The Problem of Sealing Smut

Ask an Expert From: Products Finishing, from Anodizing Technologies

Posted on: 2/1/2010

Is there an anodizing cleanliness standard that is reasonable for our suppliers to meet? Is there an ISO, ASTM, IPC, Nadac or any other standard?

Q. Is there an anodizing cleanliness standard that is reasonable for our suppliers to meet? Is there an ISO, ASTM, IPC, Nadac or any other standard? We are receiving aluminum anodized parts with too much powder or dust. We use the parts to enclose electronics. We then pot the unit but are concerned the excess contamination will prevent bonding. A.O.

 

A. Perhaps the best solution to your problem with sealing residue, or “smut,” on parts after being anodized and sealed is to specify to your anodizer that the parts must be clean and free of smut. You have the power to do this and you have every right to expect clean parts from the anodizer if this is what you require.


The U.S. standard document addressing this type of situation is MIL-A-8625. There are two or three areas in this spec that make reference to this. The first is paragraph 4.4.2, which states, in part: “The acceptance criteria shall be as specified in the contract or purchase order.” In paragraph 6.2, the topic is “Acquisition requirements,” which says that acquisition documents should specify the following, among other things, “Acceptance criteria for quality conformance inspections.” Paragraph 6.3, entitled “Painting/coating,” which includes adhesives, states in part: “Sealing processes can have a significant effect on adhesion of primers and other polymeric materials to the anodized surfaces as well as the cohesive strength of the anodized layer. If these factors are important to the application...specific details for the sealing process should be specified in the contract or purchase order.” Most anodized parts can be sealed without sealing residue or “smut” if the anodizer controls his process. Some high-silicon alloy parts will exhibit a “dusty” appearance after anodizing and sealing, but this is due primarily to the alloy properties and not to sealing smut per se.

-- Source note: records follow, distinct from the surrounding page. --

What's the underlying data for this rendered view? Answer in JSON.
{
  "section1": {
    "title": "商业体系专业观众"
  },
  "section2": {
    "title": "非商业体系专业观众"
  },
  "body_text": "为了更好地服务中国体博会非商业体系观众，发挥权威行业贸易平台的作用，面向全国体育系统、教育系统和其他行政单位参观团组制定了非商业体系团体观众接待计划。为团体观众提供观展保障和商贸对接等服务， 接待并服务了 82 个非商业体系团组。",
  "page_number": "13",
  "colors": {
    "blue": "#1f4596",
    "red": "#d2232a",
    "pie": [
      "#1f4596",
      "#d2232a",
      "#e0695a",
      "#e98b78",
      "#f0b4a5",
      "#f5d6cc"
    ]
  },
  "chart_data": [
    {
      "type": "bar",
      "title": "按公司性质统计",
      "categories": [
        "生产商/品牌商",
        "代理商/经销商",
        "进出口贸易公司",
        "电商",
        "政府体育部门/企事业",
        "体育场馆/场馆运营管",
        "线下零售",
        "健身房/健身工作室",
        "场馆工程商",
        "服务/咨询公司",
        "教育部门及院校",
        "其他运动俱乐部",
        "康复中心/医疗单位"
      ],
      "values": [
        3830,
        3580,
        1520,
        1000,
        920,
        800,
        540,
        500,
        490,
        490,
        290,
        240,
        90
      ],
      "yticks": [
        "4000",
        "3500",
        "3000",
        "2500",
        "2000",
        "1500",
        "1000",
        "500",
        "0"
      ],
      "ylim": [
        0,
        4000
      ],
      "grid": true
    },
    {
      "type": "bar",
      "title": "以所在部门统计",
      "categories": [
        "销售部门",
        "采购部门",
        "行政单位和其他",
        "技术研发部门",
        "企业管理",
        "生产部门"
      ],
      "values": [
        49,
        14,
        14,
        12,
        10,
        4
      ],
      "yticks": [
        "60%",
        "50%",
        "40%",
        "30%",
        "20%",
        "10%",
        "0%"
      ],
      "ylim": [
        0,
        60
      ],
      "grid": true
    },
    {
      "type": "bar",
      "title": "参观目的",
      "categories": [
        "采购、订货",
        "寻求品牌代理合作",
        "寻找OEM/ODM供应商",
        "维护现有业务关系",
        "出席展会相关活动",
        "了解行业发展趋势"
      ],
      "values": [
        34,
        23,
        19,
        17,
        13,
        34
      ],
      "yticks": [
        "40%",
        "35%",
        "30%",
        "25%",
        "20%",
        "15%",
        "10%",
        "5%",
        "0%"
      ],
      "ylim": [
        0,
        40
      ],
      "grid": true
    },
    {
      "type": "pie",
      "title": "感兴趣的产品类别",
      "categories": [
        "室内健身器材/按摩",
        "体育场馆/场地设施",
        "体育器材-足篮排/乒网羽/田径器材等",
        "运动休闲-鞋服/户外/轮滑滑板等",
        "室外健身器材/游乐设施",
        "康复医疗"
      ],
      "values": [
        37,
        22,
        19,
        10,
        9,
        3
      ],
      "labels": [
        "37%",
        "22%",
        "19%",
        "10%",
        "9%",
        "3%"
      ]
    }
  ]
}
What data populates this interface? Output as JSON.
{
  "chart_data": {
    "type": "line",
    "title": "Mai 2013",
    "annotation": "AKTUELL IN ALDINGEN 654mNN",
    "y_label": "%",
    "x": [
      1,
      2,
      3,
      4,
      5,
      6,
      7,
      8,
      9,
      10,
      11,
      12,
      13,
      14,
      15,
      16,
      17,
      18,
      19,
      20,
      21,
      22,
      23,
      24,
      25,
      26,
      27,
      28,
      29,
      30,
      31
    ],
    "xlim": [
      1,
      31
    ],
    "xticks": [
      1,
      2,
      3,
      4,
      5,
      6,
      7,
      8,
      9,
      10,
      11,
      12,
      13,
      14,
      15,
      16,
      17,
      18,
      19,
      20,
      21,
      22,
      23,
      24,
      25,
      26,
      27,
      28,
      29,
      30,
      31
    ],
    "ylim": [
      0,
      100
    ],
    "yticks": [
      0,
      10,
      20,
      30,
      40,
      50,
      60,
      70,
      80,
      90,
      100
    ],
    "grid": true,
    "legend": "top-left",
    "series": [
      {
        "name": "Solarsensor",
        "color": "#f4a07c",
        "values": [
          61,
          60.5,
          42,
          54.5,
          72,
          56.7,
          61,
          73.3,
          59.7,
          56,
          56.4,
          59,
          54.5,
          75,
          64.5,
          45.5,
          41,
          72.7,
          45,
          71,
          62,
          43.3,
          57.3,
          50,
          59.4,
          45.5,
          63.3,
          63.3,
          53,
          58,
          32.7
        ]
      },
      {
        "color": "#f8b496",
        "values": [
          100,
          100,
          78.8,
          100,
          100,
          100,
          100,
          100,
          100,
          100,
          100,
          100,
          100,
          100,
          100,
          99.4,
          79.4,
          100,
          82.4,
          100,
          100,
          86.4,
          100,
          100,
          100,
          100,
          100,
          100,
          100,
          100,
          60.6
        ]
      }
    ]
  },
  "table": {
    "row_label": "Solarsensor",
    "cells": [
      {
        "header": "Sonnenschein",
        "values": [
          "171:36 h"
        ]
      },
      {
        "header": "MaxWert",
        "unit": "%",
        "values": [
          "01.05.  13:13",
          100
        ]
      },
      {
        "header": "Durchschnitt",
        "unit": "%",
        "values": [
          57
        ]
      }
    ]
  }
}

One additional thought I have is that many sealing baths contain a significant amount of surfactants. These are used primarily to eliminate sealing smut. However, the presence of sealing smut on the parts does not mean that the sealing bath contains NO surfactants. Sometimes the presence of surfactants themselves can adversely affect the adhesion qualities of the anodic surface. If this is the case, your parts may best be sealed using only clean, high--quality deionized water. Your anodizer should know how to do this effectively.